Les stations bonus encouragent à remonter les vélos estime Pierre. C’est d’autant plus important que, selon les quartiers, il est plus ou moins facile de trouver des vélos même s’il estime qu’on apprend avec l’expérience à connaître les stations où l’on trouve des vélos et celles qui sont prises d’assaut. Pour Joël, l’intérêt de cumuler les bonus est simplement qu’il n’a pas de soucis si jamais il dépasse les 30 minutes gratuites (il a un abonnement Vélib’ classique) et puis c’est aussi « une fierté un peu de voir se cumuler les bonus sur son compte » d’autant qu’il sait que cela participe à la régulation des vélos. La station bonus étant située en face du restaurant dans lequel il travaille, Joël attache son vélo avec l’antivol si jamais il n’y a pas de place disponible et peut le rattacher dès que la station s’est vidée.

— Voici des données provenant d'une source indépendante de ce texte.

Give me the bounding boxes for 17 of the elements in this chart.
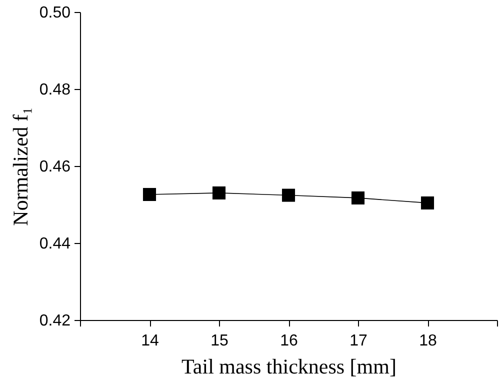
point: [212, 186, 226, 200]
point: [351, 191, 365, 204]
y-tick-label: 0.48: [39, 82, 71, 98]
point: [420, 196, 434, 210]
x-tick-label: 15: [210, 332, 228, 350]
y-tick-label: 0.42: [39, 312, 71, 330]
y-tick-label: 0.44: [39, 236, 71, 252]
y-axis-title: Normalized f₁: [8, 107, 32, 226]
x-tick-label: 17: [350, 332, 368, 350]
y-tick-label: 0.46: [39, 158, 71, 176]
y-tick-label: 0.50: [39, 4, 71, 22]
x-tick-label: 18: [419, 332, 437, 350]
x-axis-title: Tail mass thickness [mm]: [182, 354, 396, 378]
x-tick-label: 16: [280, 332, 298, 350]
x-tick-label: 14: [141, 332, 159, 350]
point: [282, 188, 296, 202]
point: [142, 188, 156, 202]
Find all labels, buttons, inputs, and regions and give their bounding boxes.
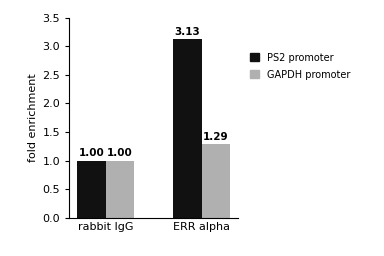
Bar bbox=[202, 144, 230, 218]
Bar bbox=[173, 39, 202, 218]
Bar bbox=[106, 161, 134, 218]
Text: 1.00: 1.00 bbox=[78, 148, 104, 158]
Bar bbox=[77, 161, 106, 218]
Legend: PS2 promoter, GAPDH promoter: PS2 promoter, GAPDH promoter bbox=[250, 53, 351, 80]
Y-axis label: fold enrichment: fold enrichment bbox=[28, 73, 38, 162]
Text: 1.00: 1.00 bbox=[107, 148, 133, 158]
Text: 3.13: 3.13 bbox=[174, 27, 200, 37]
Text: 1.29: 1.29 bbox=[203, 132, 229, 142]
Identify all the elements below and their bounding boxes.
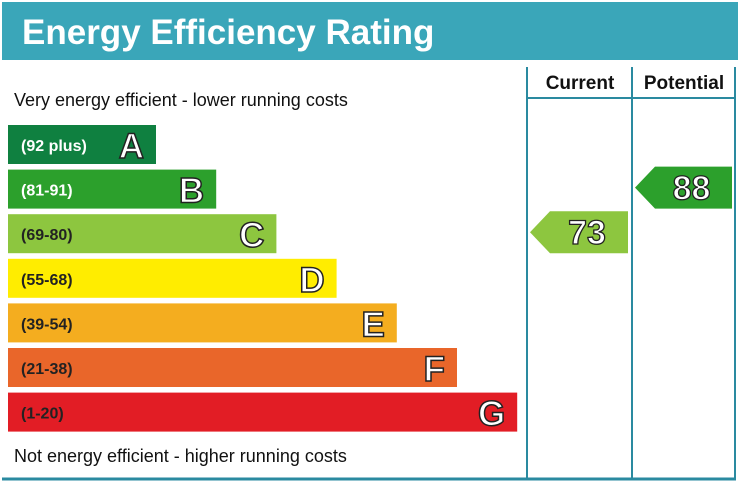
bottom-note: Not energy efficient - higher running co… bbox=[14, 446, 347, 466]
header-bar bbox=[2, 2, 738, 60]
column-header-current: Current bbox=[546, 73, 615, 94]
band-range-g: (1-20) bbox=[21, 406, 64, 423]
chart-title: Energy Efficiency Rating bbox=[22, 13, 434, 52]
potential-rating-arrow bbox=[635, 166, 732, 209]
band-range-a: (92 plus) bbox=[21, 138, 87, 155]
band-bar-g bbox=[8, 392, 518, 432]
band-letter-a: A bbox=[119, 127, 144, 166]
band-range-b: (81-91) bbox=[21, 183, 73, 200]
column-header-potential: Potential bbox=[644, 73, 724, 94]
current-rating-value: 73 bbox=[568, 214, 606, 252]
band-bar-b bbox=[8, 169, 217, 209]
band-bar-d bbox=[8, 258, 337, 298]
band-range-d: (55-68) bbox=[21, 272, 73, 289]
band-letter-d: D bbox=[299, 261, 324, 300]
band-letter-b: B bbox=[179, 172, 204, 211]
band-letter-f: F bbox=[424, 350, 445, 389]
band-bar-f bbox=[8, 348, 457, 387]
current-rating-arrow bbox=[530, 211, 628, 254]
top-note: Very energy efficient - lower running co… bbox=[14, 90, 348, 110]
band-range-c: (69-80) bbox=[21, 227, 73, 244]
band-letter-g: G bbox=[478, 395, 505, 434]
band-bar-a bbox=[8, 125, 156, 164]
band-bar-c bbox=[8, 214, 277, 254]
band-range-f: (21-38) bbox=[21, 361, 73, 378]
band-letter-e: E bbox=[361, 305, 384, 344]
potential-rating-value: 88 bbox=[673, 170, 711, 208]
band-range-e: (39-54) bbox=[21, 316, 73, 333]
band-bar-e bbox=[8, 303, 397, 343]
band-letter-c: C bbox=[239, 216, 264, 255]
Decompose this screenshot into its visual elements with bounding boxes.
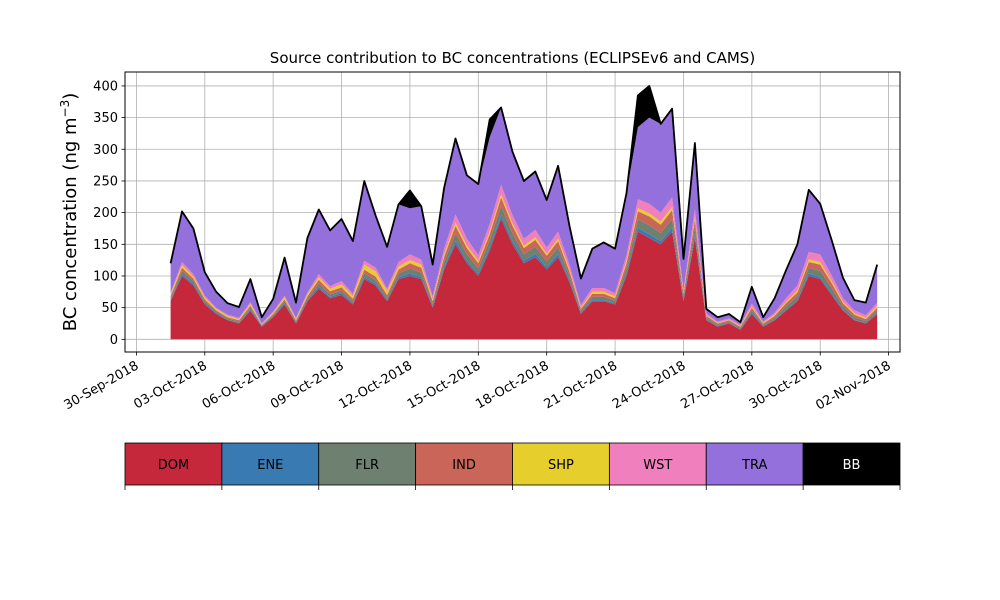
legend-swatch-ene [221,442,320,486]
y-tick-label: 400 [93,79,118,94]
legend-swatch-dom [124,442,223,486]
plot-frame [124,71,901,353]
legend-swatch-ind [415,442,513,486]
y-tick-label: 50 [101,301,118,316]
legend-label-ind: IND [452,458,476,473]
legend-swatch-bb [802,442,901,486]
legend-label-bb: BB [843,458,861,473]
y-tick-label: 250 [93,174,118,189]
y-axis-label-superscript: −3 [58,100,72,118]
y-tick-label: 350 [93,111,118,126]
y-axis-label-text: BC concentration (ng m [60,117,81,331]
y-tick-label: 200 [93,206,118,221]
legend-swatch-flr [318,442,417,486]
area-tra [170,107,878,325]
legend-swatch-shp [512,442,610,486]
stacked-areas [169,85,879,340]
legend-label-tra: TRA [741,458,767,473]
legend-label-shp: SHP [548,458,574,473]
legend-label-flr: FLR [355,458,379,473]
y-axis-label-close: ) [60,93,81,100]
y-tick-labels: 0 50 100 150 200 250 300 350 400 [93,79,118,347]
area-dom [170,219,878,340]
y-tick-label: 300 [93,143,118,158]
y-tick-label: 150 [93,238,118,253]
chart-title: Source contribution to BC concentrations… [270,49,755,67]
legend-label-wst: WST [643,458,672,473]
y-axis-label: BC concentration (ng m−3) [58,93,81,332]
legend-swatch-tra [705,442,804,486]
legend-colorbar: DOM ENE FLR IND SHP WST TRA BB [124,442,901,490]
total-outline [169,85,879,324]
area-ind [170,197,878,328]
axes [121,71,901,356]
legend-label-ene: ENE [257,458,283,473]
legend-label-dom: DOM [158,458,189,473]
y-tick-label: 100 [93,269,118,284]
y-tick-label: 0 [110,333,118,348]
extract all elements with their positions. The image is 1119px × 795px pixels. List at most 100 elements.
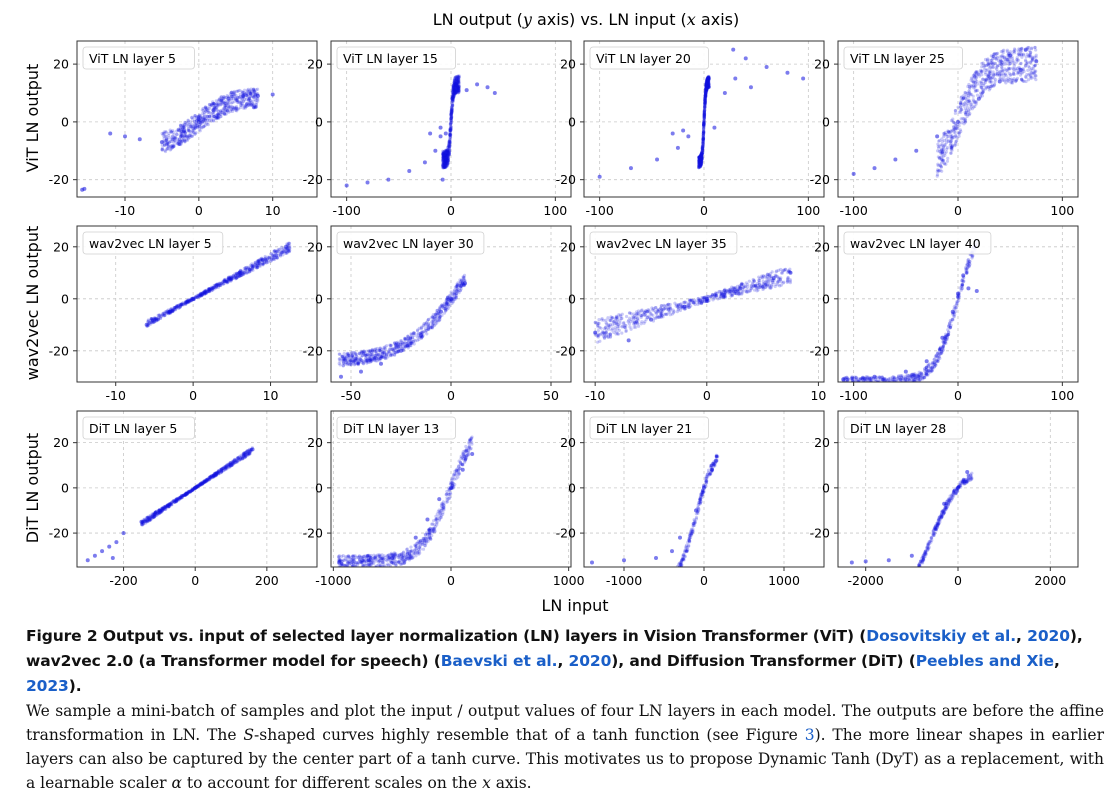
scatter-point	[707, 76, 710, 79]
scatter-point	[598, 175, 602, 179]
scatter-point	[943, 132, 946, 135]
scatter-point	[867, 383, 870, 386]
scatter-point	[230, 278, 233, 281]
scatter-point	[761, 276, 764, 279]
scatter-point	[422, 323, 425, 326]
scatter-point	[863, 383, 866, 386]
scatter-point	[454, 86, 457, 89]
scatter-point	[226, 97, 230, 101]
scatter-point	[671, 131, 675, 135]
scatter-point	[162, 311, 165, 314]
scatter-point	[785, 71, 789, 75]
scatter-point	[1013, 51, 1016, 54]
scatter-point	[842, 383, 845, 386]
scatter-point	[1034, 59, 1038, 63]
scatter-point	[235, 90, 238, 93]
scatter-point	[462, 276, 465, 279]
scatter-point	[450, 102, 453, 105]
scatter-point	[951, 134, 954, 137]
y-tick-label: 0	[315, 114, 323, 129]
scatter-point	[1012, 72, 1015, 75]
scatter-point	[629, 320, 632, 323]
scatter-point	[448, 136, 451, 139]
scatter-point	[989, 77, 992, 80]
x-axis-label: LN input	[541, 596, 608, 615]
scatter-point	[979, 80, 982, 83]
scatter-point	[947, 135, 950, 138]
scatter-point	[166, 148, 169, 151]
scatter-point	[737, 292, 740, 295]
scatter-point	[211, 102, 214, 105]
scatter-point	[191, 123, 194, 126]
scatter-point	[493, 91, 497, 95]
x-tick-label: 10	[263, 388, 279, 403]
scatter-point	[359, 356, 362, 359]
scatter-point	[157, 314, 160, 317]
y-tick-label: -20	[556, 343, 576, 358]
scatter-point	[223, 112, 226, 115]
scatter-point	[1030, 46, 1033, 49]
scatter-point	[605, 322, 608, 325]
scatter-point	[782, 281, 785, 284]
scatter-point	[756, 288, 759, 291]
scatter-point	[377, 349, 380, 352]
scatter-point	[449, 293, 452, 296]
scatter-point	[627, 338, 631, 342]
scatter-point	[610, 316, 613, 319]
scatter-point	[597, 318, 600, 321]
scatter-point	[637, 312, 640, 315]
scatter-point	[704, 95, 707, 98]
scatter-point	[413, 334, 416, 337]
scatter-point	[972, 74, 975, 77]
scatter-point	[999, 77, 1002, 80]
scatter-point	[177, 140, 180, 143]
scatter-point	[438, 306, 441, 309]
scatter-point	[988, 66, 991, 69]
scatter-point	[942, 145, 945, 148]
scatter-point	[244, 92, 247, 95]
scatter-point	[776, 283, 779, 286]
scatter-point	[623, 325, 626, 328]
scatter-point	[935, 134, 939, 138]
scatter-point	[288, 246, 291, 249]
scatter-point	[1034, 46, 1037, 49]
scatter-point	[252, 88, 255, 91]
scatter-point	[452, 92, 455, 95]
scatter-point	[779, 276, 782, 279]
scatter-point	[366, 181, 370, 185]
scatter-point	[734, 292, 737, 295]
scatter-point	[914, 149, 918, 153]
scatter-point	[168, 310, 172, 314]
scatter-point	[1003, 79, 1006, 82]
scatter-point	[594, 321, 597, 324]
scatter-point	[1026, 69, 1029, 72]
panel-title-text: ViT LN layer 15	[343, 51, 438, 66]
x-tick-label: -50	[341, 388, 361, 403]
scatter-point	[1031, 57, 1034, 60]
scatter-point	[212, 108, 216, 112]
scatter-point	[364, 357, 367, 360]
scatter-point	[711, 293, 714, 296]
x-tick-label: 10	[810, 388, 826, 403]
y-tick-label: -20	[556, 172, 576, 187]
scatter-point	[937, 164, 940, 167]
scatter-point	[650, 306, 653, 309]
scatter-point	[969, 103, 972, 106]
scatter-point	[937, 170, 940, 173]
scatter-point	[234, 277, 237, 280]
scatter-point	[227, 107, 230, 110]
scatter-point	[339, 363, 342, 366]
scatter-point	[345, 183, 349, 187]
scatter-point	[186, 119, 189, 122]
scatter-point	[992, 55, 995, 58]
scatter-point	[169, 129, 172, 132]
scatter-point	[247, 270, 250, 273]
scatter-point	[216, 112, 219, 115]
scatter-point	[749, 85, 753, 89]
scatter-point	[1006, 69, 1009, 72]
scatter-point	[367, 354, 370, 357]
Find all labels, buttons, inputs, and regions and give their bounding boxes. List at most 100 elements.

Il signale aussi parfois des vélos abandonnés par civisme. « J’ai l’impression que les bonus peuvent inciter les gens à redéposer leurs vélos dans les stations hautes mais que ce n’est pas encore très connu estime Élisabeth pour qui ces bonus constituent aussi une souplesse : si je suis en retard, cela ne me gêne pas, je peux dépasser les 30 minutes, il n’y a pas de stress ». Les 6 960 minutes de bonus acquis en 2011 lui permettent d’afficher actuellement un total de… 18 315 minutes de bonus. Plus de 305 heures. 12 jours de Vélib’… Joël n’a pas à rougir de ses 14 970 minutes patiemment gagnées depuis qu’il est abonné soit 249 heures et demie !

Leurs trucs et astuces pour bien monter les côtes

Pierre, qui fait du vélo depuis 50 ans à Paris (il est arrivé de Lille à Paris en vélo en 1962) estime que le Vélib’ est un vélo bien adapté à la ville. « La plupart des cyclistes pensent que le vélo est trop lourd » mais, lui qui a aussi un vélo personnel, juge que les « trois vitesses, complètement suffisantes pour Paris, se manient facilement » et que « le poids n’est pas un problème : le vélo hollandais est lourd et pourtant c’est le vélo de ville typique ». C’est donc pour lui un faux problème. Le secret c’est d’y aller progressivement en augmentant les distances parcourues petit à petit et en ne commençant pas bien sûr par les côtes les plus raides comme celle de Ménilmontant. Et le petit truc en plus c’est d’apprendre à bien débrayer. « Les pédales des Vélib’ sont parfois déformées parce que certains ne savent pas utiliser les vitesses, explique Pierre. Il faut lever délicatement le pied de la pédale quand on change de vitesse pour soulager le pédalier ; faute de quoi on passe en force et la mécanique souffre ».

Pour Joël, même son de cloche, C’est une question de pratique. « La première fois que j’ai monté la rue Saint-Jacques j’ai posé le pied par terre mais maintenant je la monte tranquillement. Il faut y aller à son rythme sans forcer déclare-t-il. C’est une question d’habitude et puis cela se passe aussi une peu dans la tête, il faut le faire une première fois et ensuite ça va mieux ». Il n’y a pas non plus de secret pour Jean-François qui note cependant « je n’ai aucune honte à les monter doucement et je fais attention à ma forme du jour, n’hésitant pas à m’arrêter ou faire demi-tour comme par exemple vers 13h en juin par grand soleil pour revenir le lendemain à la fraîche ».

C’est aussi une question d’habitude affirme Élisabeth qui confie cependant avoir « développé de nouveaux muscles » ! Alors qu’au départ elle peinait dans la rue de Ménilmontant, elle gravit aujourd’hui cette côte redoutée par beaucoup sans problème. Son truc, constaté de manière complètement empirique au fil des trajets : régler la selle un peu plus haute que d’habitude l’aidait à grimper. « Je pense que c’est parce qu’on appuie différemment, on a plus de force, toute la jambe entraîne le mouvement peut-être dans une sorte d’effet danseuse (quand on se met debout pour se servir du poids de son corps)».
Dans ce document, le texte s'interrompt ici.